Il termine di paragone per Kobe è sempre stato lo stesso: per anni si è imposto di lavorare, adottando come punto di riferimento il gioco di Michael Jordan. La Nba, in maniera prematura, impostò un tremendo battage mediatico, trasformando l'All Star Game di New York in un ipotetico passaggio di consegne tra il "vecchio Michael", al suo ultimo anno ai Bulls, ed il "nuovo Kobe".
I primi flash "da Jordan" con gli 8 punti nel supplementare di gara4 della finale contro Indiana. E qualcosa, a cominciare dalla postura, di molto simile all'ex Bulls. A quattro anni di distanza Bryant è un veterano: sta vivendo sulla sua pelle cosa significa rialzarsi quando, per un tuo errore, vieni buttato giù dal piedistallo.

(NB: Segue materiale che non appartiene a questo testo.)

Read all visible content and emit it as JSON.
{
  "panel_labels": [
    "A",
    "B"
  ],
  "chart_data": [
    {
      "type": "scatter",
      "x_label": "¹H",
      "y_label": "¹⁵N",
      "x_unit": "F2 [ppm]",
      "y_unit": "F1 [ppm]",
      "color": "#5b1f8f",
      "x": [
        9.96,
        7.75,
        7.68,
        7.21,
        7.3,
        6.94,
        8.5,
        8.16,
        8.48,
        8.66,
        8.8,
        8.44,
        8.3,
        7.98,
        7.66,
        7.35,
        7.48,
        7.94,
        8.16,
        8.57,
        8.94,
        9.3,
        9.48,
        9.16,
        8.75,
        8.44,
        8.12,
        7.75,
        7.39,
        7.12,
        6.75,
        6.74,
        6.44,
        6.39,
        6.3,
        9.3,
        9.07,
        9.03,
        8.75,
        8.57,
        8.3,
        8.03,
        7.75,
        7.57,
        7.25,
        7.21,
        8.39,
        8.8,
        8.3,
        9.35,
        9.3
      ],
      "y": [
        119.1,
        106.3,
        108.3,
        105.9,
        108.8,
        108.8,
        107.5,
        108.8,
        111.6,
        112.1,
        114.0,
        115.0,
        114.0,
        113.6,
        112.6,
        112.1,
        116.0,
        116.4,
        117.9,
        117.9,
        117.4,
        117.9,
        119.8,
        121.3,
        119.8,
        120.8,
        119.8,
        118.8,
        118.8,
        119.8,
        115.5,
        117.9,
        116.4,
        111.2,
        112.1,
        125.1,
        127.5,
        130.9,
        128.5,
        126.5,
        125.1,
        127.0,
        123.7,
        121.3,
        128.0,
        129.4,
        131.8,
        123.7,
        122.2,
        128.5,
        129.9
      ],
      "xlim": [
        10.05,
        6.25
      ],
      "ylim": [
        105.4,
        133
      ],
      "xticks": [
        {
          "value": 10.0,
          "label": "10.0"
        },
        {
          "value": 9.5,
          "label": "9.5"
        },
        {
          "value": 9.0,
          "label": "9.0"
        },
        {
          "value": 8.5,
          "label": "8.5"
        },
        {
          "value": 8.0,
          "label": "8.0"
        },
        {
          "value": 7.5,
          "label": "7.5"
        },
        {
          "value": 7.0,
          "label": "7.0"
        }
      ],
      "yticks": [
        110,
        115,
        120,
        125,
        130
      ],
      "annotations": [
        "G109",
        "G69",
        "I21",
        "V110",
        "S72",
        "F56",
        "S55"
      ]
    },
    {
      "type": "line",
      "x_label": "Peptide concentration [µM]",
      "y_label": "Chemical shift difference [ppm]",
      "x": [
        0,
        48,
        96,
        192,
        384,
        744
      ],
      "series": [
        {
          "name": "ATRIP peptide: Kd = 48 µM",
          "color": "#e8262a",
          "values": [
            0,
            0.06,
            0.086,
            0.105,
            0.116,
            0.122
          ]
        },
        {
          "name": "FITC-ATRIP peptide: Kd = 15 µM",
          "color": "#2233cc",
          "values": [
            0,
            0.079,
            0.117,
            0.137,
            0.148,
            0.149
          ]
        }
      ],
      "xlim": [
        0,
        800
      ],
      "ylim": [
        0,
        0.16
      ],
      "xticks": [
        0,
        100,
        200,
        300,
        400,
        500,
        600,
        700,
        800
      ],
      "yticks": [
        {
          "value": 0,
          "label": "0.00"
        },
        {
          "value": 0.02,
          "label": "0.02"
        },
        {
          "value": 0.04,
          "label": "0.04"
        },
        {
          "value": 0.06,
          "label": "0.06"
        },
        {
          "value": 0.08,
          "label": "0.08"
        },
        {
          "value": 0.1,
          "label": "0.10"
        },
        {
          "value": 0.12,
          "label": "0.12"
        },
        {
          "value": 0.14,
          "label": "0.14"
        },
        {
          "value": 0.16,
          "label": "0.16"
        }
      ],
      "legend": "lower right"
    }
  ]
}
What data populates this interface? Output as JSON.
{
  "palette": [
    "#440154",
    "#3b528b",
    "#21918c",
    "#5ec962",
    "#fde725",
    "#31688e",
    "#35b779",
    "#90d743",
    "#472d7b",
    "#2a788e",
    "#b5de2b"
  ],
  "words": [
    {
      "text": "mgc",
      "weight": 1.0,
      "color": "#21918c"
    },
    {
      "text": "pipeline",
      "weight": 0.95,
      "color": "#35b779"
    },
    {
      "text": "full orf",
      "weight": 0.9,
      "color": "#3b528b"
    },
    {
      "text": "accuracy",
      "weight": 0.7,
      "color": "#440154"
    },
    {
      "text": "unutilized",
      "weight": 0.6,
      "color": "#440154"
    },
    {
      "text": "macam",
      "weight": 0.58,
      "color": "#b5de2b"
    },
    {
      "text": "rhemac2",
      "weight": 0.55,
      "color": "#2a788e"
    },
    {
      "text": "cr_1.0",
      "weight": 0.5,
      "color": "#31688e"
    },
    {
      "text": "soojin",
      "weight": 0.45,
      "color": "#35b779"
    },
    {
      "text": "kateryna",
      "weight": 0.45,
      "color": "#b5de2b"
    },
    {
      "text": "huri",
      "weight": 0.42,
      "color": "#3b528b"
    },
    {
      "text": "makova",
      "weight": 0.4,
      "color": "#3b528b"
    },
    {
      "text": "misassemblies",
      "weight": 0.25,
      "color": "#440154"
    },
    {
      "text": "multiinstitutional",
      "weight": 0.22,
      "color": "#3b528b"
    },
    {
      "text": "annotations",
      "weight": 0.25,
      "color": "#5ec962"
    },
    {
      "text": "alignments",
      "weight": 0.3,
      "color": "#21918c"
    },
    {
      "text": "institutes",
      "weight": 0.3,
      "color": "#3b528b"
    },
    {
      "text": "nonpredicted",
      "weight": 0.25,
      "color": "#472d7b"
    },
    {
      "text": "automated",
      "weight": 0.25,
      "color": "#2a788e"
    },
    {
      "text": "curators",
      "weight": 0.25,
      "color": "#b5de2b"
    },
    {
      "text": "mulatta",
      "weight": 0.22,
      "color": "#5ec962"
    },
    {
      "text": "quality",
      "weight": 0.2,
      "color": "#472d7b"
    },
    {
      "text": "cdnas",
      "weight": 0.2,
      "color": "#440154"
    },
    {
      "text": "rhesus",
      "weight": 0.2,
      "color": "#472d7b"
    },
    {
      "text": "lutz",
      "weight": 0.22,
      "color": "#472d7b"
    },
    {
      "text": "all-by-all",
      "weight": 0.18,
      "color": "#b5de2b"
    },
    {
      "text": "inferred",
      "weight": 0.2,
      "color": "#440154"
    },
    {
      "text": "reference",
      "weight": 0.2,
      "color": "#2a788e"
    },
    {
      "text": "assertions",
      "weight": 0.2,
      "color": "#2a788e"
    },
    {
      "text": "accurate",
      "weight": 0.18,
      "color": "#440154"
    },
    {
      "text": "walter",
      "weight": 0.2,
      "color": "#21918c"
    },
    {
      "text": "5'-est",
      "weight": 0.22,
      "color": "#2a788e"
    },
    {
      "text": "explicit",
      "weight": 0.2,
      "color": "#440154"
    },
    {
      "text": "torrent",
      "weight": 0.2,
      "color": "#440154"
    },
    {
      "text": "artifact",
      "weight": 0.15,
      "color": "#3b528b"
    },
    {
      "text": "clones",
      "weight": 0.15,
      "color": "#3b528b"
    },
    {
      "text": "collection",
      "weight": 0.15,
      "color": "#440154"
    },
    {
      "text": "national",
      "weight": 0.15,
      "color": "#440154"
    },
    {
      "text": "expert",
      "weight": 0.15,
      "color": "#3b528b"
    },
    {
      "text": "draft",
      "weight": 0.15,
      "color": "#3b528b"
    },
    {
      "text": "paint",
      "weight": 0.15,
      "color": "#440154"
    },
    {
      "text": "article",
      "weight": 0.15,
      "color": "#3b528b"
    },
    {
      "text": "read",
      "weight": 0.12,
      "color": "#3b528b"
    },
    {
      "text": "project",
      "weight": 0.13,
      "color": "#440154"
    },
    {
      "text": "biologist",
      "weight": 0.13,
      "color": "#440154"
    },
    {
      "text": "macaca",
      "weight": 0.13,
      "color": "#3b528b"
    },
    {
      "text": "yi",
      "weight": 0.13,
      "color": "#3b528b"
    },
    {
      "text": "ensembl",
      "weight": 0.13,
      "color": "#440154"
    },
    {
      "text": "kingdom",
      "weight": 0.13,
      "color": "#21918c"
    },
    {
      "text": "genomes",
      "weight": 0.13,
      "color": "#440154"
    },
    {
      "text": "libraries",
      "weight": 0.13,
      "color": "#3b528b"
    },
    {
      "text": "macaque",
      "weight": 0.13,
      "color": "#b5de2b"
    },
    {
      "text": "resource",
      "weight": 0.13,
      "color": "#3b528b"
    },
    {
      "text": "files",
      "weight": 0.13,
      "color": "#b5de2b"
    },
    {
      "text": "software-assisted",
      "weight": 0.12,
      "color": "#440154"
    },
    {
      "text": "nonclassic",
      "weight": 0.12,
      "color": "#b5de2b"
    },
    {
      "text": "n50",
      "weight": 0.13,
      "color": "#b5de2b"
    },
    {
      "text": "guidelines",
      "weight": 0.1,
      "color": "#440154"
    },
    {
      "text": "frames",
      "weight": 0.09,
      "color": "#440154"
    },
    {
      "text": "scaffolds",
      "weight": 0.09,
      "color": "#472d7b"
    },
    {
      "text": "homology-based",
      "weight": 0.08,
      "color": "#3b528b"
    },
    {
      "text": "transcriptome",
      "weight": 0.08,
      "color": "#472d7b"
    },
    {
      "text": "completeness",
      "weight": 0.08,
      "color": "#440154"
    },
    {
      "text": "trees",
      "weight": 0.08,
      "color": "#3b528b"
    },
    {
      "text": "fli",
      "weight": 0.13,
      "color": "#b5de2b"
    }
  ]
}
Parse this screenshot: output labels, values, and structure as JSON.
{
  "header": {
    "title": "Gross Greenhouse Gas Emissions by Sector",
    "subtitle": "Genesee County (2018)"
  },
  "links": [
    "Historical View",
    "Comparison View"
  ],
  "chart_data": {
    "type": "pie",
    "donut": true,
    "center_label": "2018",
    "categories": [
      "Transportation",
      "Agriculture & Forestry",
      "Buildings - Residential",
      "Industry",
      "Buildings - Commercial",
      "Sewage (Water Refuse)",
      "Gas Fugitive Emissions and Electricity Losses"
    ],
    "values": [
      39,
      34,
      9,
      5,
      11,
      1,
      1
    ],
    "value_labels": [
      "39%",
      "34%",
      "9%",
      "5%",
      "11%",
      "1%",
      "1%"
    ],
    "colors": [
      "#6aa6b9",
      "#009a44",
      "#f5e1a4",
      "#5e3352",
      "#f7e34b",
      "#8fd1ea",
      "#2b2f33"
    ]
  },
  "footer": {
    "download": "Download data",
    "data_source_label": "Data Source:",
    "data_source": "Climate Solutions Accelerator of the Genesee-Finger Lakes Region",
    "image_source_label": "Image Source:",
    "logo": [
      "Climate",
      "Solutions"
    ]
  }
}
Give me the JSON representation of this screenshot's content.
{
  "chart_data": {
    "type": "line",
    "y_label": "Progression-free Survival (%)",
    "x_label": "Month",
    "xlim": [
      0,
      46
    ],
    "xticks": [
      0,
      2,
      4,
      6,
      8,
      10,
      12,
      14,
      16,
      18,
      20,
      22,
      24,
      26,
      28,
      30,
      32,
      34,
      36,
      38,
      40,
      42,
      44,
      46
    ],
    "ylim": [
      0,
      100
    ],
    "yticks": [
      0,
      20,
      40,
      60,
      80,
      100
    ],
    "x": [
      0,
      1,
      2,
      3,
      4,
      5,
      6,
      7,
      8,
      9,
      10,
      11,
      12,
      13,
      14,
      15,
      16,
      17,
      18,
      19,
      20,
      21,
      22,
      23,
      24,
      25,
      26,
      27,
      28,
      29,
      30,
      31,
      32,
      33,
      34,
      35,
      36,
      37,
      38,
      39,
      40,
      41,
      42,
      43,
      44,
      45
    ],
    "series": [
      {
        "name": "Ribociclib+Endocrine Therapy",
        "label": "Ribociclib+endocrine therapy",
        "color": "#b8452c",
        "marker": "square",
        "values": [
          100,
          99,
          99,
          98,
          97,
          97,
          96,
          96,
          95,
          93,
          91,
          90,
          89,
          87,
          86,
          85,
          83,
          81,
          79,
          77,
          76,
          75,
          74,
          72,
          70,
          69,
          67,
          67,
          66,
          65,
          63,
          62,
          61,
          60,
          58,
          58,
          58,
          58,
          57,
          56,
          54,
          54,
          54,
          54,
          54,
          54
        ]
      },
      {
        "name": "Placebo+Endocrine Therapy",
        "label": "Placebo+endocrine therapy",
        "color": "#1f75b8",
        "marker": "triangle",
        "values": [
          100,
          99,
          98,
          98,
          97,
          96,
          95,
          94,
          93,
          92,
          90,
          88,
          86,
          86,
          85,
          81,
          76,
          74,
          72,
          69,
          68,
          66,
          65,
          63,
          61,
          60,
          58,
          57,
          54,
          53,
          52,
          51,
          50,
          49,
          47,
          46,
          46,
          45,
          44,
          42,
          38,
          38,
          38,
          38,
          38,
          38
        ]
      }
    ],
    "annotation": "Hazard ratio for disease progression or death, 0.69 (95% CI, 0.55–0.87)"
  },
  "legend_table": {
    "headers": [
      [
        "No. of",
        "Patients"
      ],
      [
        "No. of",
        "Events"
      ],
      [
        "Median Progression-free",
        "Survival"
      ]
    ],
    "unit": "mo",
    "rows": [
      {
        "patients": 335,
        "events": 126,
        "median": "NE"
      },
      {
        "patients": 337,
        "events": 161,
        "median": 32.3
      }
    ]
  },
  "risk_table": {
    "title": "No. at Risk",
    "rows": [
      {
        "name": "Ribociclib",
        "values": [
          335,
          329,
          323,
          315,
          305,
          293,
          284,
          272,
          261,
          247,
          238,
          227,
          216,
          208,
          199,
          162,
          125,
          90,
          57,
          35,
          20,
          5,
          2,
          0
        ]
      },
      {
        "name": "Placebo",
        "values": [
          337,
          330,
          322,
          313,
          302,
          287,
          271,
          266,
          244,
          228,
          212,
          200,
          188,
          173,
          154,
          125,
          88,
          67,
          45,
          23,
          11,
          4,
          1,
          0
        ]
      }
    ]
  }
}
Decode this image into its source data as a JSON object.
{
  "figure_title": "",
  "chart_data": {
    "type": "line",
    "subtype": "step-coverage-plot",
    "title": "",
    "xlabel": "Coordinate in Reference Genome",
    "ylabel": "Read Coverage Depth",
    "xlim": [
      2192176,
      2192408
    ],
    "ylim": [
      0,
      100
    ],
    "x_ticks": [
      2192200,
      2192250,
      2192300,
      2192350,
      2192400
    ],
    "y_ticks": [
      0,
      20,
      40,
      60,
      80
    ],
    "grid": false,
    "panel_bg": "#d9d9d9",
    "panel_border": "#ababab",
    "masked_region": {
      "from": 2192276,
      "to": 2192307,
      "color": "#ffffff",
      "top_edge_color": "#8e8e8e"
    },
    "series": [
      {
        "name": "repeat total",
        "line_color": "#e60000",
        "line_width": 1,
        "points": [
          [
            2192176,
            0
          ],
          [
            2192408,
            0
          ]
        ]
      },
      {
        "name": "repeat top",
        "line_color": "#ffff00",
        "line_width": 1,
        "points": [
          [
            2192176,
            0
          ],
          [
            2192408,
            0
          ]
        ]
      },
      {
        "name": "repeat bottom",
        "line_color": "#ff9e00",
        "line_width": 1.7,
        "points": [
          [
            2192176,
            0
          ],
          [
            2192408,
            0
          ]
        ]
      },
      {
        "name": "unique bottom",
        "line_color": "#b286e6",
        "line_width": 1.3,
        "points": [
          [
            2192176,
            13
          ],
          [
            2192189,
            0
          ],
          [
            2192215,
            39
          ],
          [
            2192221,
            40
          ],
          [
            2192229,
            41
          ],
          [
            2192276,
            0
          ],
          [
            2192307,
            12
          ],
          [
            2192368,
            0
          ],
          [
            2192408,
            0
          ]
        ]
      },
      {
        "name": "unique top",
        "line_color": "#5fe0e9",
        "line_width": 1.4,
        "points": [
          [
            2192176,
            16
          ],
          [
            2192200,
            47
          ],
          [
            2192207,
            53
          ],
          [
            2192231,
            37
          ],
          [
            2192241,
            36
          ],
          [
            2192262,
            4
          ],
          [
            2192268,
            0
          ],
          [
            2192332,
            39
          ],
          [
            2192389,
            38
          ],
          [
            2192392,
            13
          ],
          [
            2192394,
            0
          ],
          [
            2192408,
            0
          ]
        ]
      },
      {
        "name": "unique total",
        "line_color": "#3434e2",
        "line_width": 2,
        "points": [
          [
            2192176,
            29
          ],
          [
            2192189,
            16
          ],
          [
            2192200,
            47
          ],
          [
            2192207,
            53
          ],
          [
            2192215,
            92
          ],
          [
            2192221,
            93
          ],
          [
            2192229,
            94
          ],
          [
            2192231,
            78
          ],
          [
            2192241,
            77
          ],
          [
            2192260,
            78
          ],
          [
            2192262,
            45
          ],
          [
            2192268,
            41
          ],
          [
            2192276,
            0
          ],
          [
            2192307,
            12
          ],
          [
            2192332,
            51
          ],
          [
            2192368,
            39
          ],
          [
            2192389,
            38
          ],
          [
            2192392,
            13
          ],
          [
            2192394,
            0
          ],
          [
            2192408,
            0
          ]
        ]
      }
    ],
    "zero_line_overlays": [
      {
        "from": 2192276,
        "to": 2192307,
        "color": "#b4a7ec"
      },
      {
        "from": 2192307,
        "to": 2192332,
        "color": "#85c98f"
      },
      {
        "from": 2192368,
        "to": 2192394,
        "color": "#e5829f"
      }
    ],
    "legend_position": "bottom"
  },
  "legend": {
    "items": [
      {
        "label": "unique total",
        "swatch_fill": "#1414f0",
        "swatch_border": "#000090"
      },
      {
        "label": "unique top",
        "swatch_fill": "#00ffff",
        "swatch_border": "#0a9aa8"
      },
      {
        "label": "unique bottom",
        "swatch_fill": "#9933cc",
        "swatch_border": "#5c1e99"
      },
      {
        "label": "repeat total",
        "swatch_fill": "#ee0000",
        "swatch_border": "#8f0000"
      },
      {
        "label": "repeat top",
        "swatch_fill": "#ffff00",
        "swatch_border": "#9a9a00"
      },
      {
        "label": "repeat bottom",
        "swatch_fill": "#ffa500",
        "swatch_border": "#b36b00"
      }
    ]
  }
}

Sta avendo una stagione difficile: per il processo, per le distrazioni di ogni tipo legate alla sua vicenda, per gli stessi infortuni. Ha iniziato sottopeso, dopo che l'estate prima aveva lavorato per corazzare il fisico, con gli evidenti problemi tecnici di chi, fra operazioni e udienze, ha giocato poco durante l'estate. Ma le possibilità di titolo di Los Angeles passano comunque per le sue mani. E per la sua capacità di creare, fra i sei e i quattro metri dal canestro.
Dopodiché un futuro in cui Kobe, comunque, troverà il modo di spiazzarci ancora.